Record droughts around the world are a “new normal”, warns the UN

Record droughts around the world are a “new normal”, warns the UN
Record droughts around the world are a “new normal”, warns the UN

Record droughts are becoming a “new normal” across the world, which requires leaders to “rethink radically” their management, alerts the UN on Monday, December 2, on the first day of the sixteenth COP on desertification, organized in Riyadh (Saudi Arabia).

The year 2024, which will likely be the hottest ever measured on Earth, was marked by several devastating droughts around the Mediterranean, in Ecuador, Brazil, Morocco, Namibia, Malawi… They caused fires , shortages of water and food.

Each year, droughts directly affect 55 million people and constitute “one of the costliest and deadliest risks globally”underlines the atlas published by the United Nations Convention to Combat Desertification (UNCCD), in partnership with the scientific research center of the European Commission (JRC).

The consequences of droughts are “less visible and attract less attention than sudden events like floods and earthquakes”but they should not be underestimated.
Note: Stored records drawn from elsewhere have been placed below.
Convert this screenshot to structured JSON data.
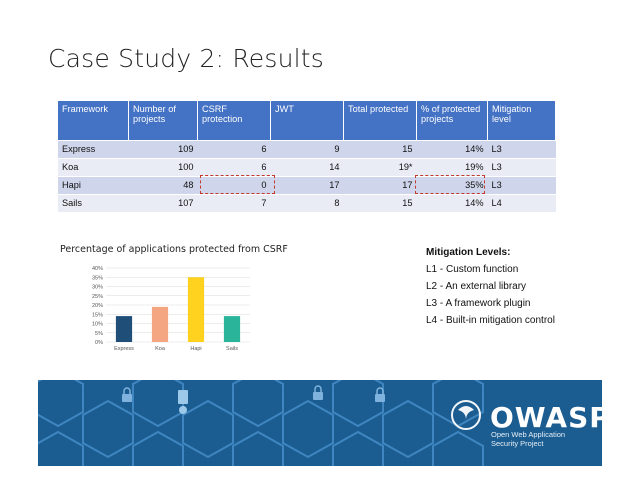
{
  "slide": {
    "title": "Case Study 2: Results"
  },
  "table": {
    "headers": [
      "Framework",
      "Number of projects",
      "CSRF protection",
      "JWT",
      "Total protected",
      "% of protected projects",
      "Mitigation level"
    ],
    "rows": [
      [
        "Express",
        "109",
        "6",
        "9",
        "15",
        "14%",
        "L3"
      ],
      [
        "Koa",
        "100",
        "6",
        "14",
        "19*",
        "19%",
        "L3"
      ],
      [
        "Hapi",
        "48",
        "0",
        "17",
        "17",
        "35%",
        "L3"
      ],
      [
        "Sails",
        "107",
        "7",
        "8",
        "15",
        "14%",
        "L4"
      ]
    ]
  },
  "chart_caption": "Percentage of applications protected from CSRF",
  "chart_data": {
    "type": "bar",
    "title": "",
    "categories": [
      "Express",
      "Koa",
      "Hapi",
      "Sails"
    ],
    "values": [
      14,
      19,
      35,
      14
    ],
    "colors": [
      "#1f4e79",
      "#f4a582",
      "#ffd21f",
      "#2ab59a"
    ],
    "yticks": [
      "0%",
      "5%",
      "10%",
      "15%",
      "20%",
      "25%",
      "30%",
      "35%",
      "40%"
    ],
    "ylim": [
      0,
      40
    ],
    "grid": true
  },
  "mitigation": {
    "title": "Mitigation Levels:",
    "items": [
      "L1 - Custom function",
      "L2 - An external library",
      "L3 - A framework plugin",
      "L4 - Built-in mitigation control"
    ]
  },
  "banner": {
    "logo_text": "OWASP",
    "subtitle_line1": "Open Web Application",
    "subtitle_line2": "Security Project",
    "color": "#1b5d91"
  }
}
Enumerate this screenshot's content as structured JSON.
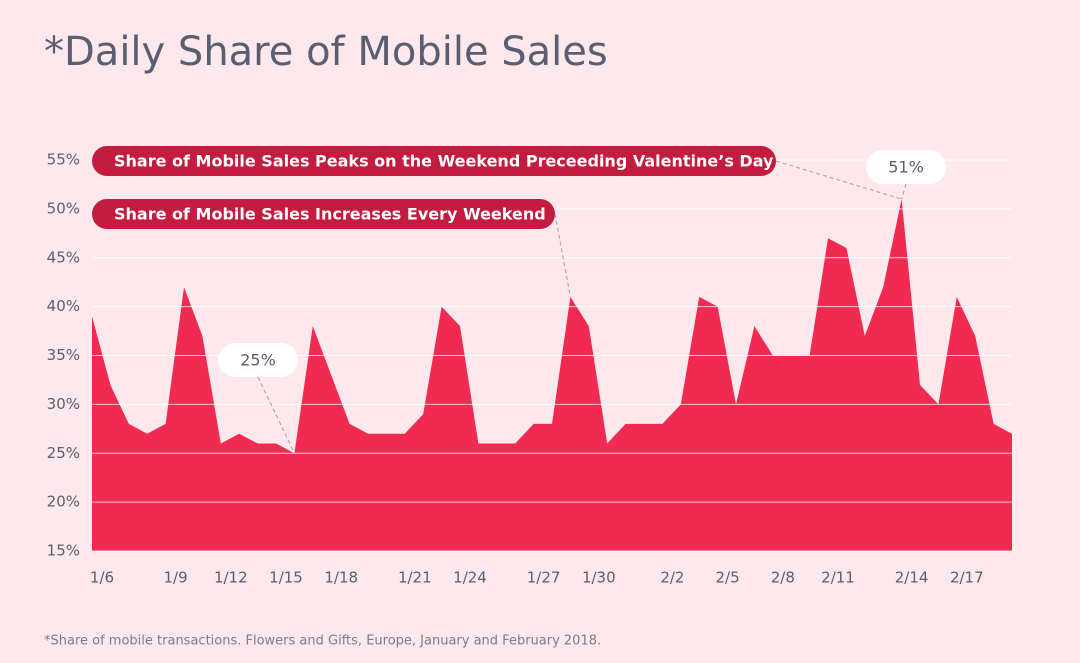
{
  "chart_data": {
    "type": "area",
    "title": "*Daily Share of Mobile Sales",
    "footnote": "*Share of mobile transactions. Flowers and Gifts, Europe, January and February 2018.",
    "annotations": [
      "Share of Mobile Sales Peaks on the Weekend Preceeding Valentine’s Day",
      "Share of Mobile Sales Increases Every Weekend"
    ],
    "color": "#f12a52",
    "categories": [
      "1/6",
      null,
      null,
      null,
      "1/9",
      null,
      null,
      "1/12",
      null,
      null,
      "1/15",
      null,
      null,
      "1/18",
      null,
      null,
      null,
      "1/21",
      null,
      null,
      "1/24",
      null,
      null,
      null,
      "1/27",
      null,
      null,
      "1/30",
      null,
      null,
      null,
      "2/2",
      null,
      null,
      "2/5",
      null,
      null,
      "2/8",
      null,
      null,
      "2/11",
      null,
      null,
      null,
      "2/14",
      null,
      null,
      "2/17",
      null,
      null,
      null
    ],
    "values": [
      39,
      32,
      28,
      27,
      28,
      42,
      37,
      26,
      27,
      26,
      26,
      25,
      38,
      33,
      28,
      27,
      27,
      27,
      29,
      40,
      38,
      26,
      26,
      26,
      28,
      28,
      41,
      38,
      26,
      28,
      28,
      28,
      30,
      41,
      40,
      30,
      38,
      35,
      35,
      35,
      47,
      46,
      37,
      42,
      51,
      32,
      30,
      41,
      37,
      28,
      27
    ],
    "value_labels": [
      null,
      null,
      null,
      null,
      null,
      null,
      null,
      null,
      null,
      null,
      null,
      "25%",
      null,
      null,
      null,
      null,
      null,
      null,
      null,
      null,
      null,
      null,
      null,
      null,
      null,
      null,
      null,
      null,
      null,
      null,
      null,
      null,
      null,
      null,
      null,
      null,
      null,
      null,
      null,
      null,
      null,
      null,
      null,
      null,
      "51%",
      null,
      null,
      null,
      null,
      null,
      null
    ],
    "ylim": [
      15,
      55
    ],
    "yticks": [
      {
        "value": 15,
        "label": "15%"
      },
      {
        "value": 20,
        "label": "20%"
      },
      {
        "value": 25,
        "label": "25%"
      },
      {
        "value": 30,
        "label": "30%"
      },
      {
        "value": 35,
        "label": "35%"
      },
      {
        "value": 40,
        "label": "40%"
      },
      {
        "value": 45,
        "label": "45%"
      },
      {
        "value": 50,
        "label": "50%"
      },
      {
        "value": 55,
        "label": "55%"
      }
    ],
    "grid": true
  }
}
By domino effect, droughts constitute a “systemic phenomenon” affecting multiple sectors, such as agriculture, energy supply, commerce and shipping, while threatening the health of ecosystems and people.

Counting their indirect effects, to the extent “sometimes difficult to estimate and predict”they affected 1.84 billion people in 2022 and 2023, around 85% of whom live in low- or middle-income countries, recalls the atlas, based on a UN report published at the end of 2023. D By 2050, three out of four people in the world will be affected, according to their projections, due to global warming caused mainly by the combustion of fossil fuels.


Since the 19th century, the Earth's average temperature has warmed by 1.1°C. Scientists have established with certainty that this increase is due to human activities, which consume fossil fuels (coal, oil and gas). This warmingunprecedented in its speed, threatens the future of our societies and biodiversity. But solutions – renewable energies, sobriety, reduced meat consumption – exist. Discover our answers to your questions about the climate crisis.